King Congo, l'Afrique reprend ses droits - Evene

Avec le livre bouleversant qui consacre des années de recherche au Congo, l’écrivain flamand met fin à la longue incompréhension de l’histoire africaine par les Européens. Son essai montre non seulement que le pays a une histoire, mais que ses habitants en sont les meilleures sources.

En donnant aux témoignages la première place dans vos analyses, vous avez transformé la manière dont on écrit habituellement l’histoire. Est-ce le Congo qui l’imposait ?

Les voix congolaises dessinent des perspectives qu’on retrouve rarement dans les sources traditionnelles de l’histoire. Presque tout ce qui est écrit pendant l’époque coloniale l’a été de la main des Européens ! Utiliser les entretiens comme une source légitime et complémentaire m’a permis de prendre des perspectives qui n’apparaissent pas dans une documentation classique. Je voulais montrer comment la macro-histoire, la grande histoire des événements, se retrouve dans la micro-histoire, celle de la vie quotidienne, dans des affaires de corps, de langage, de nourriture. Ces aspects parfois anodins forment la plus grande partie de nos vies. Pour attirer l’attention vers cela, j’ai surtout interviewé ceux qui sont dans les coulisses, les gens ordinaires, monsieur et madame tout-le-monde. Ce sont eux qui vivent l’histoire.

L’histoire de l’Afrique est souvent racontée selon un schéma ternaire (époque pré-coloniale, coloniale et post-coloniale). Comment modifiez-vous ce schéma ?

Diviser l’histoire d’un continent selon la présence ou l’absence des Blancs, quoi de plus européocentrique ? L’histoire humaine au Congo commence il y a près de 100 000 ans. Les Congolais n’étaient pas figés dans un présent éternel en attendant l’arrivée de Stanley pour que l’histoire se déclenche. Pour renverser ce type de cloisonnements, je me suis appuyé sur des gens qui ont traversé plusieurs époques. Ce sont les mêmes qui ont vécu l’indépendance, la première République, la crise, jusqu’à présent. Au fil des décennies, les vies individuelles se sont transformées… Par exemple, dans les années 1950, les femmes parlaient peu français et ne travaillaient pas, cela créait des tensions dans les familles ; dans les années 1980, la crise économique du régime de Mobutu a provoqué une prise de conscience. Tandis que les hommes perdaient leur travail et leur prestige, les femmes ont subvenu aux besoins des familles dans l’économie informelle. J’ai voulu montrer ces évolutions de longue durée.

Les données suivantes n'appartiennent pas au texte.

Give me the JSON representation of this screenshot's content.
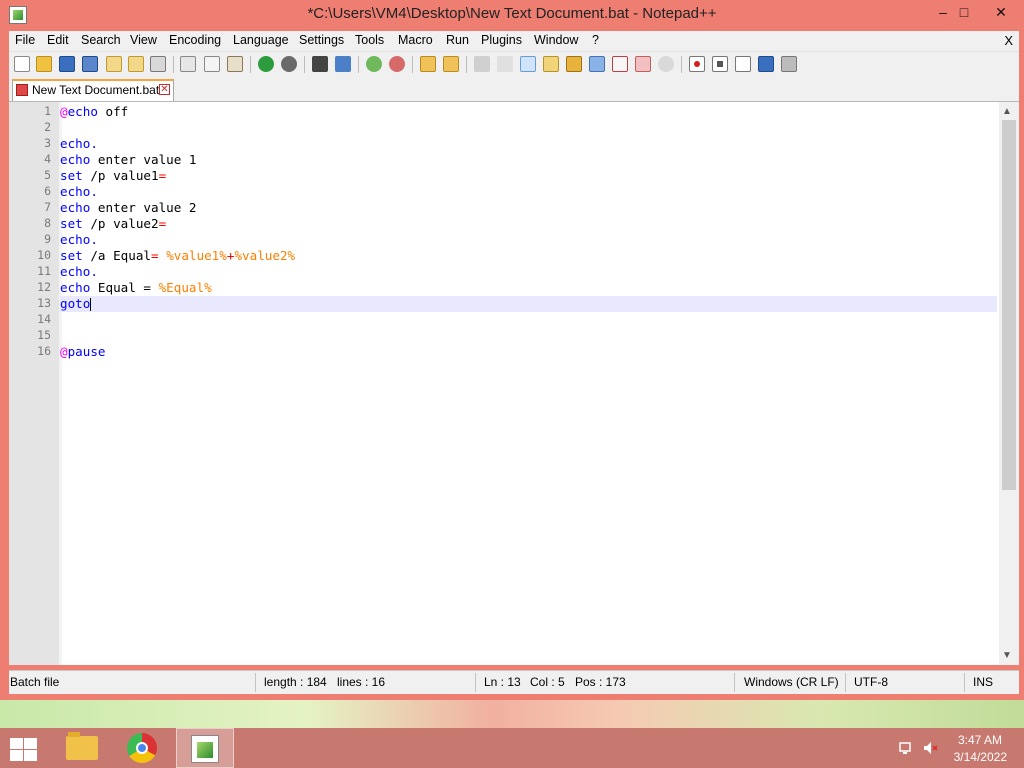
{
  "window": {
    "title": "*C:\\Users\\VM4\\Desktop\\New Text Document.bat - Notepad++",
    "controls": {
      "minimize": "–",
      "maximize": "□",
      "close": "✕"
    }
  },
  "menu": {
    "items": [
      "File",
      "Edit",
      "Search",
      "View",
      "Encoding",
      "Language",
      "Settings",
      "Tools",
      "Macro",
      "Run",
      "Plugins",
      "Window",
      "?"
    ],
    "close": "X"
  },
  "toolbar": {
    "icons": [
      "new-file-icon",
      "open-file-icon",
      "save-icon",
      "save-all-icon",
      "close-icon",
      "close-all-icon",
      "print-icon",
      "cut-icon",
      "copy-icon",
      "paste-icon",
      "undo-icon",
      "redo-icon",
      "find-icon",
      "replace-icon",
      "zoom-in-icon",
      "zoom-out-icon",
      "sync-vertical-icon",
      "sync-horizontal-icon",
      "word-wrap-icon",
      "show-all-characters-icon",
      "indent-guide-icon",
      "user-defined-language-icon",
      "doc-map-icon",
      "function-list-icon",
      "folder-as-workspace-icon",
      "doc-switcher-icon",
      "monitoring-icon",
      "record-macro-icon",
      "stop-recording-icon",
      "playback-macro-icon",
      "run-macro-multiple-icon",
      "save-macro-icon"
    ]
  },
  "tab": {
    "label": "New Text Document.bat",
    "close": "✕"
  },
  "editor": {
    "current_line": 13,
    "lines": [
      [
        {
          "t": "@",
          "c": "at"
        },
        {
          "t": "echo",
          "c": "kw"
        },
        {
          "t": " off",
          "c": "plain"
        }
      ],
      [],
      [
        {
          "t": "echo.",
          "c": "kw"
        }
      ],
      [
        {
          "t": "echo",
          "c": "kw"
        },
        {
          "t": " enter value 1",
          "c": "plain"
        }
      ],
      [
        {
          "t": "set",
          "c": "kw"
        },
        {
          "t": " /p value1",
          "c": "plain"
        },
        {
          "t": "=",
          "c": "op"
        }
      ],
      [
        {
          "t": "echo.",
          "c": "kw"
        }
      ],
      [
        {
          "t": "echo",
          "c": "kw"
        },
        {
          "t": " enter value 2",
          "c": "plain"
        }
      ],
      [
        {
          "t": "set",
          "c": "kw"
        },
        {
          "t": " /p value2",
          "c": "plain"
        },
        {
          "t": "=",
          "c": "op"
        }
      ],
      [
        {
          "t": "echo.",
          "c": "kw"
        }
      ],
      [
        {
          "t": "set",
          "c": "kw"
        },
        {
          "t": " /a Equal",
          "c": "plain"
        },
        {
          "t": "=",
          "c": "op"
        },
        {
          "t": " ",
          "c": "plain"
        },
        {
          "t": "%value1%",
          "c": "var"
        },
        {
          "t": "+",
          "c": "op"
        },
        {
          "t": "%value2%",
          "c": "var"
        }
      ],
      [
        {
          "t": "echo.",
          "c": "kw"
        }
      ],
      [
        {
          "t": "echo",
          "c": "kw"
        },
        {
          "t": " Equal = ",
          "c": "plain"
        },
        {
          "t": "%Equal%",
          "c": "var"
        }
      ],
      [
        {
          "t": "goto",
          "c": "kw"
        }
      ],
      [],
      [],
      [
        {
          "t": "@",
          "c": "at"
        },
        {
          "t": "pause",
          "c": "kw"
        }
      ]
    ]
  },
  "status": {
    "filetype": "Batch file",
    "length": "length : 184",
    "lines": "lines : 16",
    "ln": "Ln : 13",
    "col": "Col : 5",
    "pos": "Pos : 173",
    "eol": "Windows (CR LF)",
    "encoding": "UTF-8",
    "mode": "INS"
  },
  "taskbar": {
    "apps": [
      "file-explorer-icon",
      "chrome-icon",
      "notepad-plus-plus-icon"
    ],
    "clock": {
      "time": "3:47 AM",
      "date": "3/14/2022"
    }
  },
  "colors": {
    "titlebar": "#ef7e72",
    "keyword": "#0000ff",
    "operator": "#ff0000",
    "at_sign": "#ff00ff",
    "variable": "#ff8000",
    "current_line": "#e8e8ff",
    "taskbar": "#c77970"
  }
}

Dans cette histoire, plusieurs figures émergent. Comment avez-vous rencontré un homme aussi exceptionnel qu’Étienne Nkasi ?

Il a fallu neuf intermédiaires avant que j’entre dans la parcelle d’Étienne Nkasi. J’avais rencontré son frère, âgé de 100 ans. Dans un pays où l’espérance de vie était de 45 ans à la fin de la guerre, je trouvais cela exceptionnel. Lui m’a répondu : oh, ce n’est rien, mon frère aîné a 126 ans.